AİHM’İN GÖRÜŞÜ KESİNDİR

Avukat Sidar, Avrupa İnsan Hakları Sözleşmesi’nin yaşama hakkını koruyan 2. maddesindeki “yasanın ölüm cezası ile cezalandırdığı bir suçtan dolayı hakkında mahkemece hükmedilen bu cezanın infaz edilmesi dışında, hiç kimsenin yaşamına kasten son verilemez” ifadesine dikkat çekti.
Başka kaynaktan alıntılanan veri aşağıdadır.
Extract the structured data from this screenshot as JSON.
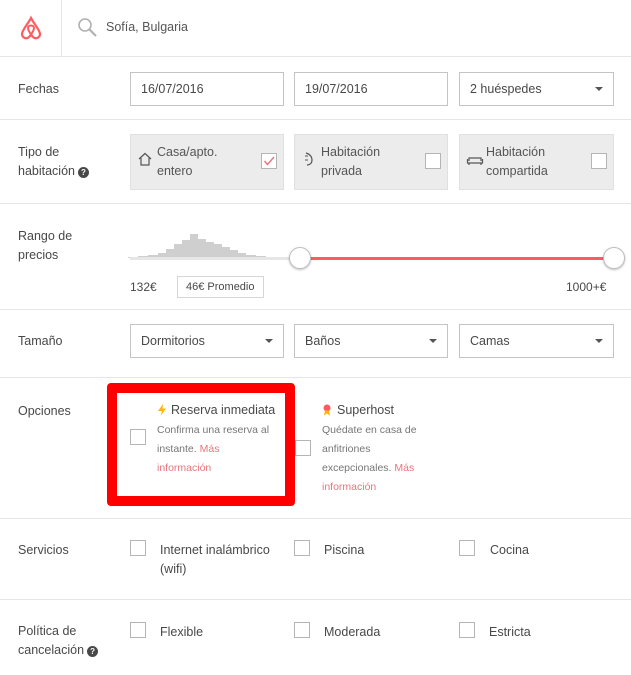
{
  "header": {
    "location": "Sofía, Bulgaria",
    "brand_color": "#ff5a5f"
  },
  "dates": {
    "label": "Fechas",
    "checkin": "16/07/2016",
    "checkout": "19/07/2016",
    "guests": "2 huéspedes"
  },
  "room_type": {
    "label_line1": "Tipo de",
    "label_line2": "habitación",
    "options": [
      {
        "line1": "Casa/apto.",
        "line2": "entero",
        "icon": "home-icon",
        "checked": true
      },
      {
        "line1": "Habitación",
        "line2": "privada",
        "icon": "door-icon",
        "checked": false
      },
      {
        "line1": "Habitación",
        "line2": "compartida",
        "icon": "couch-icon",
        "checked": false
      }
    ]
  },
  "price": {
    "label_line1": "Rango de",
    "label_line2": "precios",
    "min": "132€",
    "max": "1000+€",
    "average": "46€ Promedio",
    "range_fraction": [
      0.0,
      1.0
    ]
  },
  "size": {
    "label": "Tamaño",
    "bedrooms": "Dormitorios",
    "bathrooms": "Baños",
    "beds": "Camas"
  },
  "options": {
    "label": "Opciones",
    "instant": {
      "title": "Reserva inmediata",
      "desc1": "Confirma una reserva al",
      "desc2": "instante.",
      "more": "Más",
      "more2": "información",
      "icon": "lightning-icon"
    },
    "superhost": {
      "title": "Superhost",
      "desc1": "Quédate en casa de",
      "desc2": "anfitriones",
      "desc3": "excepcionales.",
      "more": "Más",
      "more2": "información",
      "icon": "superhost-badge-icon"
    }
  },
  "amenities": {
    "label": "Servicios",
    "items": [
      {
        "line1": "Internet inalámbrico",
        "line2": "(wifi)"
      },
      {
        "line1": "Piscina",
        "line2": ""
      },
      {
        "line1": "Cocina",
        "line2": ""
      }
    ]
  },
  "cancellation": {
    "label_line1": "Política de",
    "label_line2": "cancelación",
    "items": [
      "Flexible",
      "Moderada",
      "Estricta"
    ]
  }
}
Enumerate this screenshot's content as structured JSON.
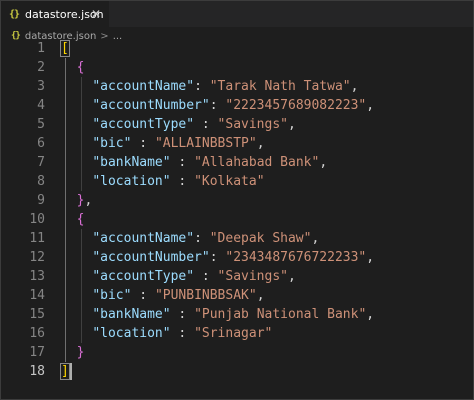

Sidar, bu açık hükme rağmen oluşturduğu içtihatlarla ölüm cezasına karşı oldukça mesafeli sayılabilecek bir tutum benimseyen AİHM’in, 2010 tarihli AlSaadoon and Mufdhi - Birlleşik Krallık kararında, bu yaptırımın uygulanmasına ilişkin kesin görüşünü belirttiğini kaydetti. 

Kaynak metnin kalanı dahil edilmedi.